Many small-business owners don't think of themselves as writers, but in fact, writing plays a central role in running a successful business. Writing, after all, is not just a form of communication—it’s a way to create meaningful narratives, make connections and build a brand.
Even if you don’t consider yourself a writer, these 10 tips will help you inject life into your writing—and, as a result, your business.
1. Tell Stories
Storytelling is essential to the art of doing business. Telling the story of your brand, product or service in a blog post or on social media is a way to connect with prospects and customers and give them a deeper understanding of your company. Your stories can take the form of everything from tweets and posts to e-books, but whatever the form you choose, you’ll want to think in terms of the traditional elements of narrative—plot, setting and character—and use these elements to craft meaningful stories that people will remember.
Good writing begins with being alert to the world. Watch, listen and take note. Observe yourself, your employees and your customers, then translate those observations into stories.
3. Keep a Journal
It’s not always easy to find some time to write every day, but doing so can make you a stronger writer. Having a journal can help you make writing a daily activity. Jot down your ideas, thoughts and questions, then return to them later to see how you might develop them into something more.

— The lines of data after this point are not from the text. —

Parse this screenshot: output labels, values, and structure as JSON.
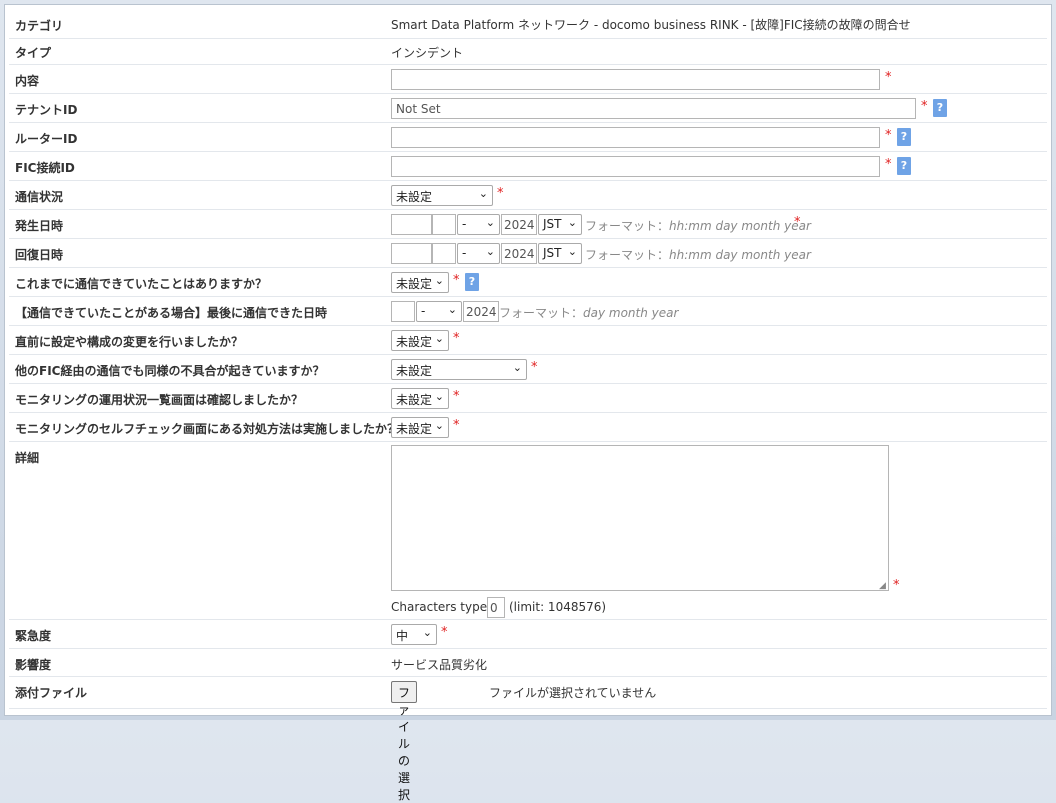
{
  "category": {
    "label": "カテゴリ",
    "value": "Smart Data Platform ネットワーク - docomo business RINK - [故障]FIC接続の故障の問合せ"
  },
  "type": {
    "label": "タイプ",
    "value": "インシデント"
  },
  "content": {
    "label": "内容",
    "value": ""
  },
  "tenant_id": {
    "label": "テナントID",
    "value": "Not Set"
  },
  "router_id": {
    "label": "ルーターID",
    "value": ""
  },
  "fic_id": {
    "label": "FIC接続ID",
    "value": ""
  },
  "comm_status": {
    "label": "通信状況",
    "value": "未設定"
  },
  "occurred": {
    "label": "発生日時",
    "month": "-",
    "year": "2024",
    "tz": "JST",
    "format_prefix": "フォーマット：",
    "format": "hh:mm day month year"
  },
  "recovered": {
    "label": "回復日時",
    "month": "-",
    "year": "2024",
    "tz": "JST",
    "format_prefix": "フォーマット：",
    "format": "hh:mm day month year"
  },
  "q_prev_comm": {
    "label": "これまでに通信できていたことはありますか？",
    "value": "未設定"
  },
  "last_comm": {
    "label": "【通信できていたことがある場合】最後に通信できた日時",
    "month": "-",
    "year": "2024",
    "format_prefix": "フォーマット：",
    "format": "day month year"
  },
  "q_change": {
    "label": "直前に設定や構成の変更を行いましたか？",
    "value": "未設定"
  },
  "q_other_fic": {
    "label": "他のFIC経由の通信でも同様の不具合が起きていますか？",
    "value": "未設定"
  },
  "q_monitor_list": {
    "label": "モニタリングの運用状況一覧画面は確認しましたか？",
    "value": "未設定"
  },
  "q_self_check": {
    "label": "モニタリングのセルフチェック画面にある対処方法は実施しましたか？",
    "value": "未設定"
  },
  "details": {
    "label": "詳細",
    "chars_label": "Characters typed:",
    "chars_value": "0",
    "limit": "(limit: 1048576)"
  },
  "urgency": {
    "label": "緊急度",
    "value": "中"
  },
  "impact": {
    "label": "影響度",
    "value": "サービス品質劣化"
  },
  "attachment": {
    "label": "添付ファイル",
    "button": "ファイルの選択",
    "status": "ファイルが選択されていません"
  },
  "required_mark": "*",
  "help_mark": "?"
}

Freewriting—or brainstorming on the page—helps your mind make connections that it might not otherwise create. You’ll be surprised at the ideas you can come up with by freewriting. Start with a question or an image, and see where your writing takes you.
5. Share Your Writing
Don’t be afraid to get feedback on your writing. Having others read and comment on your work can make it stronger, and it will give you ideas for ways to change, develop or use it.
6. Use Active Verbs
Avoid passive voice whenever possible. Instead of writing “Our wine was determined to be the best in the region,” for instance, write “Customers voted our wine the most delicious merlot in the region." Strong verbs show action, and action sells.
7. Write Catchy Openings
Novelists and journalists do it, and so should you. Quickly draw your readers in with a surprising image, an intriguing statement or a vivid scene—anything that will get them wanting to read more to find out what happens next.
8. Use Simple Language
Some people think that the bigger the words, the better the writing. This, however, is not always the case. The best writing is often simple and spare, getting right to the point without a lot of flowery language. Use strong, descriptive and poetic language, but don’t use big, "$10 words" just to sound impressive.
9. Consider Your Audience
Rhetoricians since Aristotle have understood the importance of knowing their audience. Think about who your audience is, what they expect and what they want, then tailor your writing for that audience. Avoid jargon, for instance, if your audience isn’t likely to understand it. Consider all writing as a kind of sales—you want people to buy your stories and ideas. And as in sales, it’s vital to determine your audience’s needs and wants.
10. Show, Don’t Tell
This is classic advice for creative writers, and it works for business owners, too. When you want to sell a product or service, show it in action. Describe its uses. Highlight its effects. Focus on results. The more you show, the less you’ll feel the need to tell.
Writing doesn’t have to be mysterious. The fact is, even if you’re not a writer, you’re writing all the time. Using these tips to strengthen, polish and enhance your writing can only help improve your message, your marketing and your business.